The theory and practice of molecular ecology draw on a number of subjects, particularly genetics, ecology and evolutionary biology. Although the foundations of molecular ecology are not particularly new, it did not emerge until the 1980s as the discipline that we now recognize. Since that time the growth of molecular ecology has been explosive, in part because molecular data are becoming increasingly accessible and also because it is, by its very nature, a collaborative discipline. Molecular ecology is now a broad area of research that embraces topics as varied as population genetics, conservation genetics, molecular evolution, behavioural ecology and biogeography, and has added much to our understanding of ecology. Researchers in molecular ecology now routinely publish their work in a wide range of ecological and evolutionary journals (including Molecular Ecology, first published in 1992), and also in more general publications such as Science and Nature.

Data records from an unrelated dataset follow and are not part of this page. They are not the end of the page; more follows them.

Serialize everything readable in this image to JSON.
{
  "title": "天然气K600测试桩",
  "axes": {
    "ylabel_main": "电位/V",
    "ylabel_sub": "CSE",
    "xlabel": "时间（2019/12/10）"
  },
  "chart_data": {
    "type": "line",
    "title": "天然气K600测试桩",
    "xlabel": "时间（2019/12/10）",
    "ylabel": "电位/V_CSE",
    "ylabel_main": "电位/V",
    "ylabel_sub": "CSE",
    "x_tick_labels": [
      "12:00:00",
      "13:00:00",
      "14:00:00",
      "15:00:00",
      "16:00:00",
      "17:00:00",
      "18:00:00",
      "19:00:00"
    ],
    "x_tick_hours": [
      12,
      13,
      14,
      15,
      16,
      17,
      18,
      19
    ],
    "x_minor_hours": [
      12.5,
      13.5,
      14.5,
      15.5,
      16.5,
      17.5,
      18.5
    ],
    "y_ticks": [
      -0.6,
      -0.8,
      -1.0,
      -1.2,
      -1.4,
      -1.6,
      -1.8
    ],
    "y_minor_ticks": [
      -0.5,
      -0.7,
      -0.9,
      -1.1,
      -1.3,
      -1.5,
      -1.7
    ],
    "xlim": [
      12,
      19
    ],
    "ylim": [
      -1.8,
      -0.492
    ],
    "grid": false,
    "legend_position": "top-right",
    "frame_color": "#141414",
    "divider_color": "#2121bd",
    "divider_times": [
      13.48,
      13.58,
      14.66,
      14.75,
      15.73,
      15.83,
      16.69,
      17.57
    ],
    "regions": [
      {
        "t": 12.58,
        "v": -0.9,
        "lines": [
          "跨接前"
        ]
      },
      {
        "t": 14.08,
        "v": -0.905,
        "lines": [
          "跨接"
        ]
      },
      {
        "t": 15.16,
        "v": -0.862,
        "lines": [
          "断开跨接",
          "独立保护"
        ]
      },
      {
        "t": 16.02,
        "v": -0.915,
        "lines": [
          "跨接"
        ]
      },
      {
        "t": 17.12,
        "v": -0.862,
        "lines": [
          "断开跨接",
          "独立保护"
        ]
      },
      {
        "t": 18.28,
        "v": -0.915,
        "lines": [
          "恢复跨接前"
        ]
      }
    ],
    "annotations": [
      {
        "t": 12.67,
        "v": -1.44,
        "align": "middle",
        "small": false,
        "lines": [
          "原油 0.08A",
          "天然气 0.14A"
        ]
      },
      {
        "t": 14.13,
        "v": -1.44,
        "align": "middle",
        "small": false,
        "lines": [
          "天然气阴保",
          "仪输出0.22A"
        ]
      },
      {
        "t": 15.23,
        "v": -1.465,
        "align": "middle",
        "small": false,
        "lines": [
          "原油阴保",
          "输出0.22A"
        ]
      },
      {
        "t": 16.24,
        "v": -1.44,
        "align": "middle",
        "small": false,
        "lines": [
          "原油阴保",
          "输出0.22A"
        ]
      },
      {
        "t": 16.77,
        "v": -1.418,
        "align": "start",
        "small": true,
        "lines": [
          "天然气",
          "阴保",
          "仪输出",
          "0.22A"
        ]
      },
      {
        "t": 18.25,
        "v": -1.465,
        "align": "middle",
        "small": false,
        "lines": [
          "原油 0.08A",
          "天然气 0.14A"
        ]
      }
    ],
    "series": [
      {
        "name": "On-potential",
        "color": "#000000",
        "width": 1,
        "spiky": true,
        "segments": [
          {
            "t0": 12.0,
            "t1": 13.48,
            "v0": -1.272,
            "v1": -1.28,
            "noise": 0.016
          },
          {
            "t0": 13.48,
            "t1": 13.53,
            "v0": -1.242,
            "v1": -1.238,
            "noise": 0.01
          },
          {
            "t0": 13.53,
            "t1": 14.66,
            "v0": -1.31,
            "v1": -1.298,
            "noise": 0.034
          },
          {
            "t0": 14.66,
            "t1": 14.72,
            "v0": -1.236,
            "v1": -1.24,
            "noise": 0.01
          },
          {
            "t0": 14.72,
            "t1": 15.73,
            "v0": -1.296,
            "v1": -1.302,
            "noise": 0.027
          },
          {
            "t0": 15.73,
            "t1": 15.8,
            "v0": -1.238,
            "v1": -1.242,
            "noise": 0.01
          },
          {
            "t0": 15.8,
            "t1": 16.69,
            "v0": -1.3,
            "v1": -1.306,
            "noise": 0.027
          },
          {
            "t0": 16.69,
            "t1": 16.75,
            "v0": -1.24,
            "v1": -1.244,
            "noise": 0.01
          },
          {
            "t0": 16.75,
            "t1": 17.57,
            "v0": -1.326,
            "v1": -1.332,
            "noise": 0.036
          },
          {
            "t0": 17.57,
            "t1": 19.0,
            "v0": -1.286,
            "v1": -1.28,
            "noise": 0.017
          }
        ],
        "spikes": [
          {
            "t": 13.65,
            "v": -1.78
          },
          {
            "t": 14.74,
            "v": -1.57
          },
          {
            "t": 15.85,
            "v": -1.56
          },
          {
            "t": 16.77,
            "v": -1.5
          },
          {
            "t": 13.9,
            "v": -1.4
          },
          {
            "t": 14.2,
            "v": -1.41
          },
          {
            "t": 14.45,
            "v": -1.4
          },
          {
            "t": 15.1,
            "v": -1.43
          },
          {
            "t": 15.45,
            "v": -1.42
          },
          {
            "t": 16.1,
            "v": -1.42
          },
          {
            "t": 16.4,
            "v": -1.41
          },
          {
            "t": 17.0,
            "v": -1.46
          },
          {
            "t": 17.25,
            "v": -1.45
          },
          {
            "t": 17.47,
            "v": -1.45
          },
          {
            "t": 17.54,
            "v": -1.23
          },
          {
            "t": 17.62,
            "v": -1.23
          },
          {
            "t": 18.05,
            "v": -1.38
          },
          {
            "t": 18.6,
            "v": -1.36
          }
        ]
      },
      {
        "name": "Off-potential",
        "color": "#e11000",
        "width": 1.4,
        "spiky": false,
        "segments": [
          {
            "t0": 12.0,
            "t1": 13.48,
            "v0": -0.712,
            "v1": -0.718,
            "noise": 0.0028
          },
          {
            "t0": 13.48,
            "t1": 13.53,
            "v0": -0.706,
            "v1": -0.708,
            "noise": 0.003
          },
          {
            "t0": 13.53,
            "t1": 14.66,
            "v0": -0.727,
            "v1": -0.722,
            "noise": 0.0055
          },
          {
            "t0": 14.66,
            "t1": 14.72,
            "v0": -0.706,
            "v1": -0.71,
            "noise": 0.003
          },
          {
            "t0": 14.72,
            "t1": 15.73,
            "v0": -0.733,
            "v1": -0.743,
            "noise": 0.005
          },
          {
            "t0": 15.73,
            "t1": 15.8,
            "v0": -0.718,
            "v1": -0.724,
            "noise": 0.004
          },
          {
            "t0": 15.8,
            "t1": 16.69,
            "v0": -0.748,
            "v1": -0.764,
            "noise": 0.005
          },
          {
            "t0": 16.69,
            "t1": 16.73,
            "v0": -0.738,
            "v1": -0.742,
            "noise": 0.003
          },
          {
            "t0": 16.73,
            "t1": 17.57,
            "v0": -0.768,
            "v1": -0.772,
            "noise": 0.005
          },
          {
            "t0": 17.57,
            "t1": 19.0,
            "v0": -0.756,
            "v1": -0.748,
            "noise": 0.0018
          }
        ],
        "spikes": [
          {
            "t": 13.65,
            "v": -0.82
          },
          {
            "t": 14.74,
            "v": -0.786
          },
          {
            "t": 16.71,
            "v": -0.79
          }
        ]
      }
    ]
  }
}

Although somewhat varied, the areas of research within molecular ecology are united by the fact that they all use molecular genetic data to help us understand the ecology and evolution of organisms in the wild. Although there are many excellent texts that cover general ecology and evolution, there is currently a shortage of books that provide a comprehensive overview of molecular ecology. The most important goal of this book, therefore, has been to present molecular genetics, population genetics and applied molecular ecology in a logical and uncomplicated — but not oversimplified — manner, using up-to-date examples from a wide range of taxa. This text is aimed at upper-level undergraduate and postgraduate students, as well as at researchers who may be relatively new to molecular ecology or are thinking about different ways to address their research questions using molecular data.
Each chapter may be read in isolation, but there is a structure to the book that should be particularly useful to students who read the text in its entirety. The first two chapters provide a brief history of molecular ecology and a review of genetics, followed by an overview of molecular markers and the types of data they generate. Chapters 3 and 4 then build on this foundation by looking at ways in which molecular data can be used to characterize single and multiple populations. Having read Chapters 1–4, readers should have a good understanding of the relevant theory and practice behind molecular markers and population genetics.
Chapter 5 then builds on this by adding an explicit evolutionary component within the context of phylogeography. Chapters 6 and 7 then focus on two additional, specific applications of molecular ecology, namely behavioural ecology and conservation genetics. Finally, chapter 8 provides a more general overview of the practical applications of molecular ecology, paying particular attention to questions surrounding law enforcement, agriculture and fishing, which will be of interest to biologists and non-biologists alike.
As an aid to the reader, each chapter is followed by a summary, a list of useful websites and software and some recommended further reading. Suggestions for further reading also can, of course, come from the extensive reference list at the end of the book. There are review questions after each chapter that students can use to identify key points and test their knowledge. There is also a glossary at the end of the book, and glossary words are highlighted in bold when they first appear in the text. An ongoing website (www.wiley.com/go/freeland) will be maintained upon which corrections and new developments will be reported, and from which figures that may be used as teaching aids, can be downloaded.